Because there is a law such as gravity, the Universe can and will create itself from nothing. Spontaneous creation is the reason there is something rather than nothing, why the Universe exists, why we exist. … It is not necessary to invoke God to light the blue touch paper and set the Universe going.According to Stephen Hawking's theory, the universe as we know it can develop from the cosmological equivalent of an empty string. (Actually, I'm not so sure about that. His theory might involve the universe developing from zero, which requires even more to be defined.) Zero is not the same as undefined. If a physicist says he has evidence the universe started from zero, the question of how the zero was created is not meaningless.
I'm reminded of a famous anecdote about teaching statistics:
One of my college professors liked to ask his classes, “What is the difference between zero and nothing?” After allowing the students several minutes of metaphysical and sophomoric discussion he would write “0” and say, “That's zero.” Then, with a flourish he would erase the zero explaining, “And that's nothing.”To a physicist, the differences between undefined, nothing, and zero might seem like quibbling. To a mathematician or a computer programmer, it's not.

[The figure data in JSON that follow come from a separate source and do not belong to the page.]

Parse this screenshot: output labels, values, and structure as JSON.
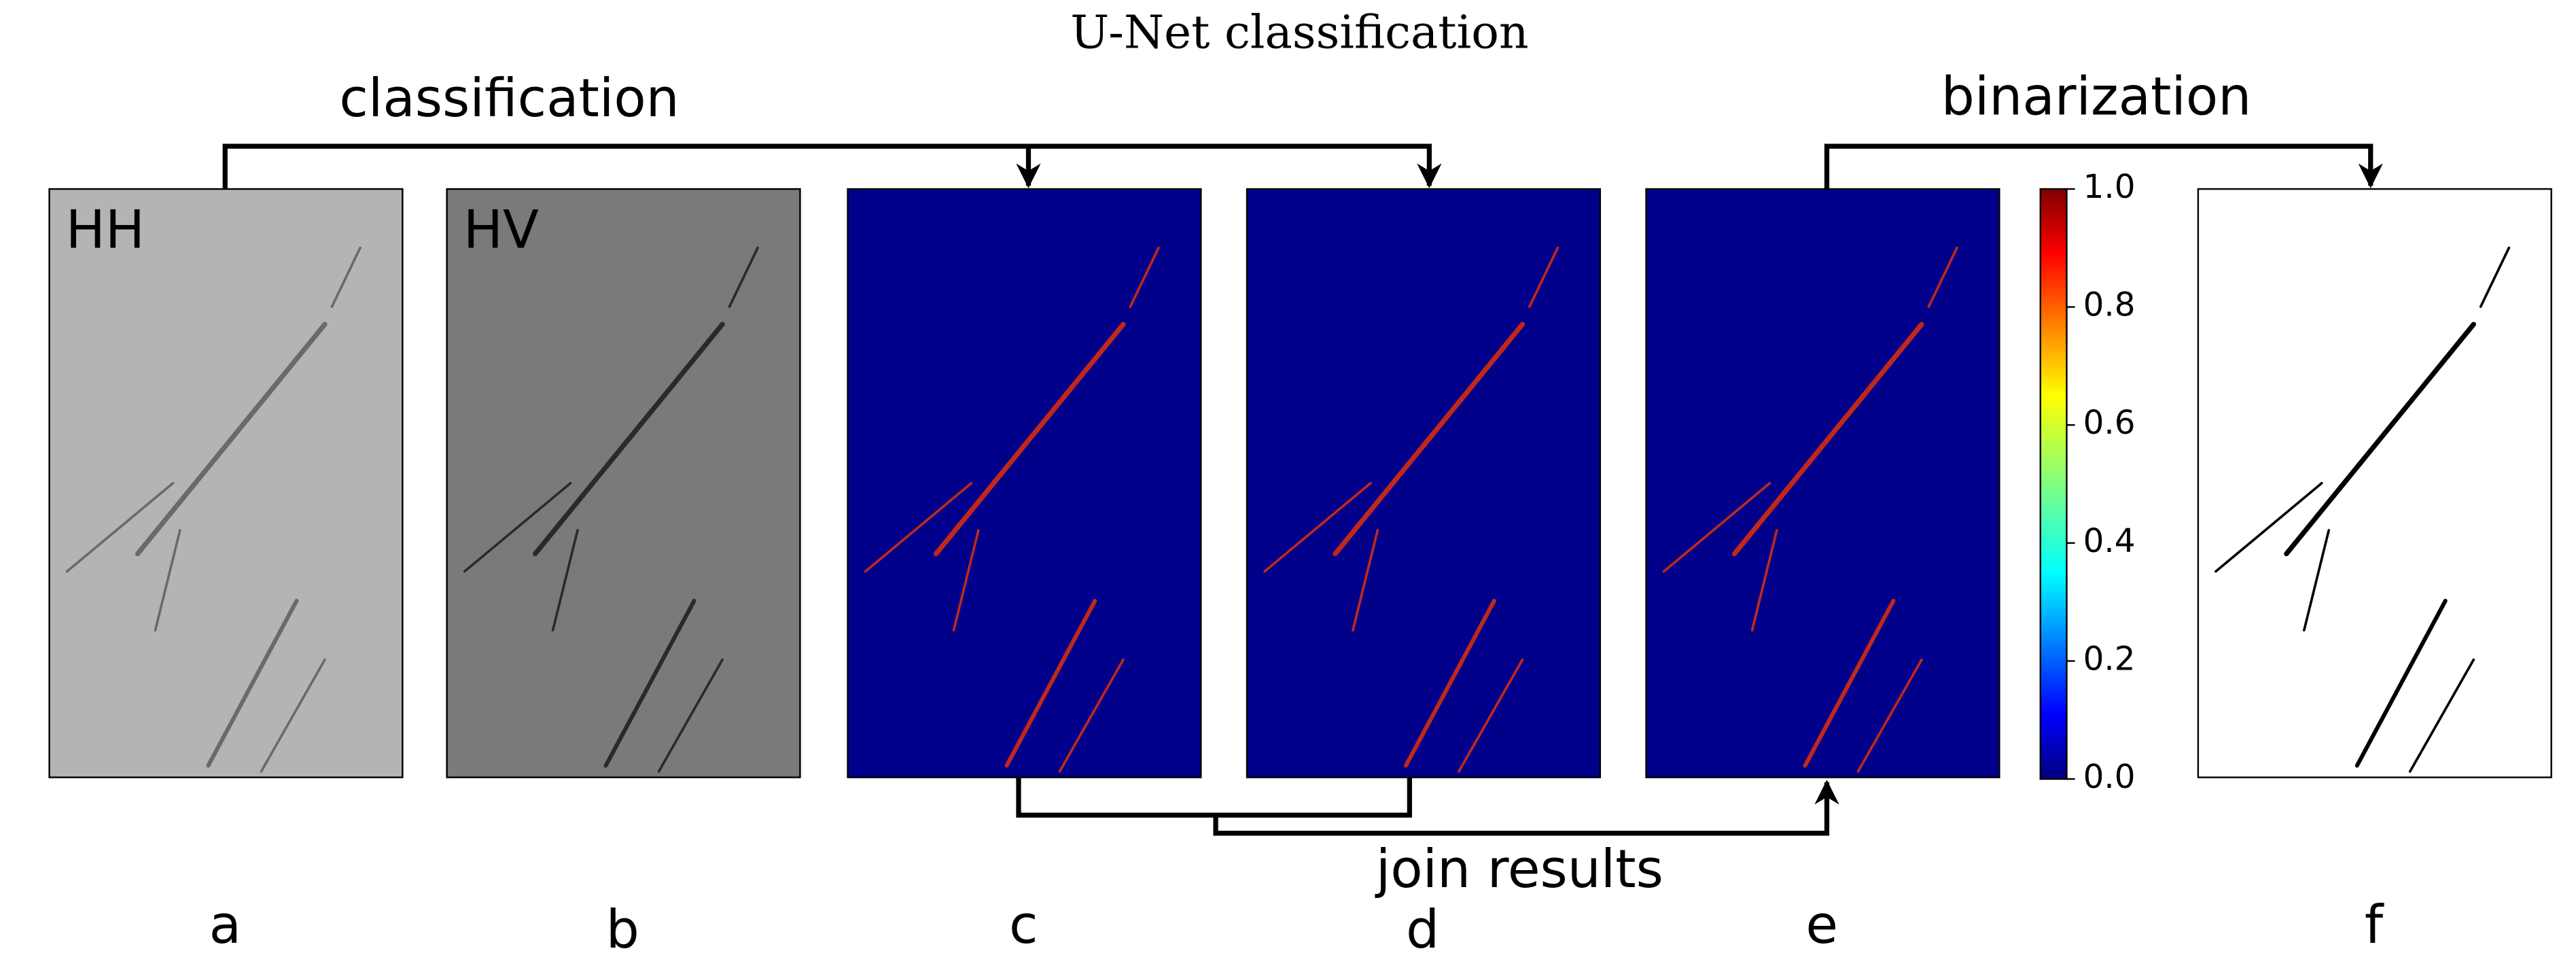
{
  "title": "U-Net classification",
  "steps": {
    "classification": "classification",
    "binarization": "binarization",
    "join": "join results"
  },
  "panels": [
    {
      "label": "a",
      "overlay": "HH"
    },
    {
      "label": "b",
      "overlay": "HV"
    },
    {
      "label": "c"
    },
    {
      "label": "d"
    },
    {
      "label": "e"
    },
    {
      "label": "f"
    }
  ],
  "colorbar": {
    "lim": [
      0,
      1
    ],
    "ticks": [
      {
        "value": 0,
        "label": "0.0"
      },
      {
        "value": 0.2,
        "label": "0.2"
      },
      {
        "value": 0.4,
        "label": "0.4"
      },
      {
        "value": 0.6,
        "label": "0.6"
      },
      {
        "value": 0.8,
        "label": "0.8"
      },
      {
        "value": 1,
        "label": "1.0"
      }
    ]
  }
}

Digression: The theory, by the way, is still speculative. If I recall correctly, the “no-boundary” condition requires a finite universe and it is currently unknown if the universe is finite or infinite. On the other hand, that really is just quibbling.
To return to the creation question: Some people have been claiming that it makes sense to assume this universe is a simulation running in a larger universe. I'd like to see a debate between those people and Stephen Hawking.